Knowledge has no boundaries. These days world is fast marching towards Knowledge society and or information society. The 20th century’s unprecedented gains in advancing human development and eradicating poverty came largely from technological breakthroughs. As a logical progress, in 21st century we are marching towards this knowledge/information society.
Consensus is emerging among policy makers and economists that at least half, if not more, of th economic growth in countries is directly attributable to science and technology. This growth of science comes from research and development comes from educational institutions,mainly universities.
A university is an institution of education and research which grants academic degrees in a variety of subjects and provides both undergraduate education and postgraduate education. The word “university” is derived from the Latin universitas magistrorum et scholarium, which roughly means “community of teachers and scholars.”
In a globalizing, knowledge driven world with increasing importance of service industries and technological competitiveness, this contribution can only become higher. We are moving towards the dictum of Science for policy and Policy for Science.Online learning is an effective tool in this march. In fact,Development is about expanding the choices people have to lead lives that they value.But, two thirds of the world population lives in conditions of relative to complete deprivation.What choices do they have?Online learning give people this choice in a cost effective way as almost everyone in today’s world have access to online learning through this awesome technology.
Information society is a society in which information is a good that one can exchange, buy, sell, store, transport, process. The society of the digital divide. Knowledge society is a human society, in which knowledge should bring justice, solidarity, democracy, peace etc. A society in winch knowledge could be a force for changing society. A society which should provide universal and equitable access to information.
Ours is the age of transnational organizations, virtual and online entities.Transnational higher education provision increased dramatically right around the globe. These entities, mostly universities sometimes defy national boundaries. They carry information and knowledge across the globe. A shortage of skilled teachers and faulty links between the higher education market and the job market is one of the many important reasons for low quality higher education, which pushed students of developing countries to look at overseas universities.
There are new experiments in field of education these days like University of People , a Free university.UoPeople strives to serve the vast numbers of students who have no access to traditional higher education. Some can’t afford it, or they live in countries where there are simply no good colleges to attend. Others live in rural areas, or identify with a culture, an ethnicity, or a gender that is excluded from public services.UoPeople students pay an application fee of between $10 and $50 and must have a high-school diploma and be proficient in English. There are also small fees for grading final exams. Otherwise, it’s free.

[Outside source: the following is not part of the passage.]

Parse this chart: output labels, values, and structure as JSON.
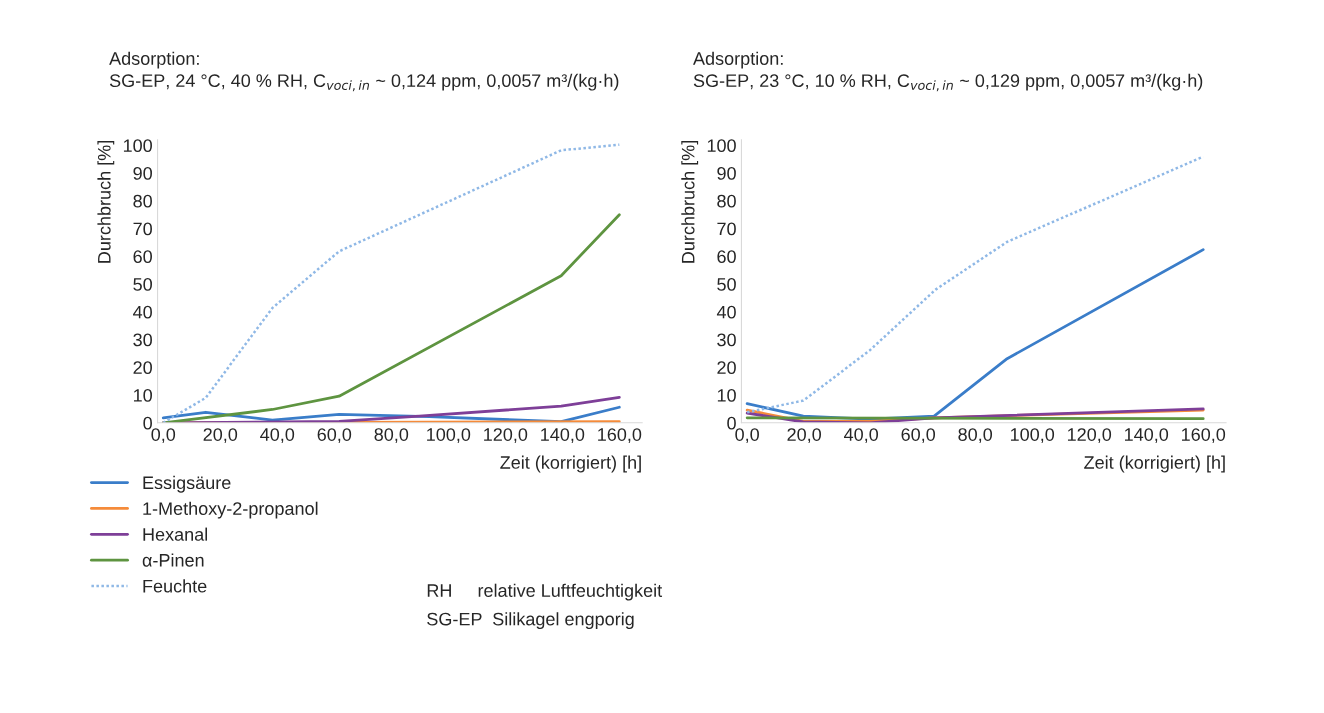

The university takes advantage of the growing body of free, open-access resources available online.UoPeople relies heavily on peer-to-peer learning that takes place within a highly structured curriculum developed in part by volunteers. The university plans to award associate and bachelor’s degrees, and it is now seeking American accreditation.
It is evident that transnational higher education is playing a large role in the economic, cultural and social development of countries.However, critics of transnational higher education argue that it can be seen as the neo-colonialism which benefis the providers much more than the receivers. But it can not be denied that these universities help to raise the standard to international levels.Efforts to build knowledge societies offer real hope of seeing truly open societies.

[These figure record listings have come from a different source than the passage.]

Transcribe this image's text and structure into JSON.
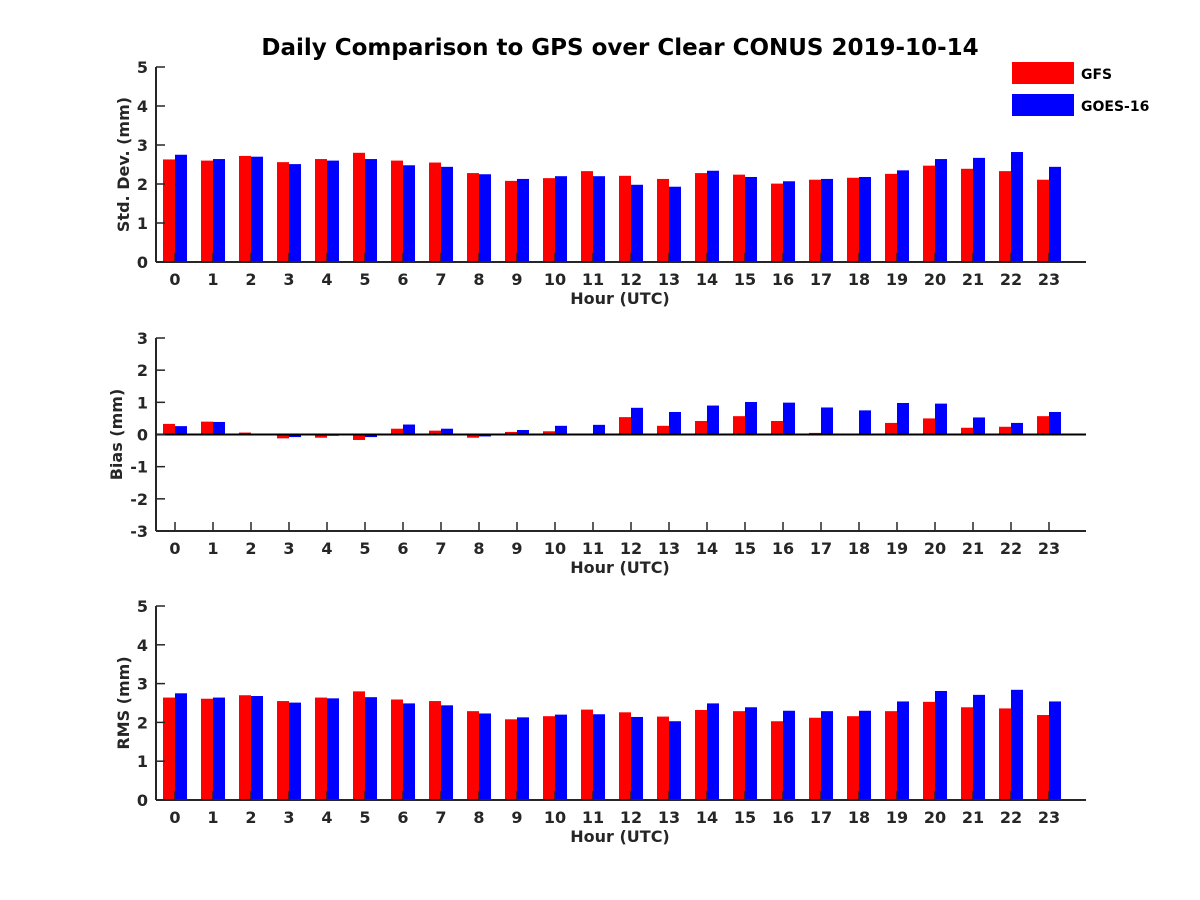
{
  "figure": {
    "title": "Daily Comparison to GPS over Clear CONUS 2019-10-14"
  },
  "legend": {
    "placement": "top-right",
    "entries": [
      {
        "label": "GFS",
        "color": "#ff0000"
      },
      {
        "label": "GOES-16",
        "color": "#0000ff"
      }
    ]
  },
  "chart_data": [
    {
      "type": "bar",
      "title": "Daily Comparison to GPS over Clear CONUS 2019-10-14",
      "xlabel": "Hour (UTC)",
      "ylabel": "Std. Dev. (mm)",
      "ylim": [
        0,
        5
      ],
      "yticks": [
        "0",
        "1",
        "2",
        "3",
        "4",
        "5"
      ],
      "categories": [
        "0",
        "1",
        "2",
        "3",
        "4",
        "5",
        "6",
        "7",
        "8",
        "9",
        "10",
        "11",
        "12",
        "13",
        "14",
        "15",
        "16",
        "17",
        "18",
        "19",
        "20",
        "21",
        "22",
        "23"
      ],
      "series": [
        {
          "name": "GFS",
          "color": "#ff0000",
          "values": [
            2.63,
            2.6,
            2.72,
            2.56,
            2.64,
            2.8,
            2.6,
            2.55,
            2.28,
            2.08,
            2.15,
            2.33,
            2.21,
            2.13,
            2.28,
            2.24,
            2.01,
            2.11,
            2.16,
            2.26,
            2.47,
            2.39,
            2.33,
            2.11
          ]
        },
        {
          "name": "GOES-16",
          "color": "#0000ff",
          "values": [
            2.75,
            2.64,
            2.7,
            2.51,
            2.6,
            2.64,
            2.48,
            2.44,
            2.25,
            2.13,
            2.2,
            2.2,
            1.98,
            1.93,
            2.34,
            2.18,
            2.07,
            2.13,
            2.18,
            2.35,
            2.64,
            2.67,
            2.82,
            2.44
          ]
        }
      ]
    },
    {
      "type": "bar",
      "xlabel": "Hour (UTC)",
      "ylabel": "Bias (mm)",
      "ylim": [
        -3,
        3
      ],
      "yticks": [
        "-3",
        "-2",
        "-1",
        "0",
        "1",
        "2",
        "3"
      ],
      "categories": [
        "0",
        "1",
        "2",
        "3",
        "4",
        "5",
        "6",
        "7",
        "8",
        "9",
        "10",
        "11",
        "12",
        "13",
        "14",
        "15",
        "16",
        "17",
        "18",
        "19",
        "20",
        "21",
        "22",
        "23"
      ],
      "series": [
        {
          "name": "GFS",
          "color": "#ff0000",
          "values": [
            0.33,
            0.4,
            0.06,
            -0.12,
            -0.1,
            -0.17,
            0.18,
            0.12,
            -0.1,
            0.08,
            0.1,
            0.02,
            0.54,
            0.27,
            0.42,
            0.57,
            0.42,
            0.05,
            0.01,
            0.36,
            0.5,
            0.21,
            0.24,
            0.57
          ]
        },
        {
          "name": "GOES-16",
          "color": "#0000ff",
          "values": [
            0.26,
            0.39,
            0.03,
            -0.08,
            -0.04,
            -0.08,
            0.31,
            0.18,
            -0.06,
            0.14,
            0.27,
            0.3,
            0.83,
            0.7,
            0.9,
            1.01,
            0.99,
            0.84,
            0.75,
            0.98,
            0.96,
            0.53,
            0.36,
            0.7
          ]
        }
      ]
    },
    {
      "type": "bar",
      "xlabel": "Hour (UTC)",
      "ylabel": "RMS (mm)",
      "ylim": [
        0,
        5
      ],
      "yticks": [
        "0",
        "1",
        "2",
        "3",
        "4",
        "5"
      ],
      "categories": [
        "0",
        "1",
        "2",
        "3",
        "4",
        "5",
        "6",
        "7",
        "8",
        "9",
        "10",
        "11",
        "12",
        "13",
        "14",
        "15",
        "16",
        "17",
        "18",
        "19",
        "20",
        "21",
        "22",
        "23"
      ],
      "series": [
        {
          "name": "GFS",
          "color": "#ff0000",
          "values": [
            2.64,
            2.61,
            2.7,
            2.55,
            2.64,
            2.8,
            2.59,
            2.55,
            2.29,
            2.08,
            2.16,
            2.33,
            2.26,
            2.15,
            2.32,
            2.29,
            2.03,
            2.12,
            2.16,
            2.29,
            2.53,
            2.39,
            2.36,
            2.19
          ]
        },
        {
          "name": "GOES-16",
          "color": "#0000ff",
          "values": [
            2.75,
            2.64,
            2.68,
            2.51,
            2.62,
            2.65,
            2.49,
            2.44,
            2.23,
            2.13,
            2.2,
            2.21,
            2.14,
            2.03,
            2.49,
            2.39,
            2.3,
            2.29,
            2.3,
            2.54,
            2.81,
            2.71,
            2.84,
            2.54
          ]
        }
      ]
    }
  ]
}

There is need explore problems and challenges faced by developing countries on the path of transforming their traditional societies to highly developed knowledge societies. To Fullfil the aim of the study an attempt has been made to analyse the types of transnational institutions, campuses and universities in different countries; to examine the real impact on these universities/ institutions on the educational status of developing countries; to measure to what extent trans-national unversities / campus are beneficial for the students those want to study abroad; to evaluate which operational model of international universities is most appropriate for less developed countries.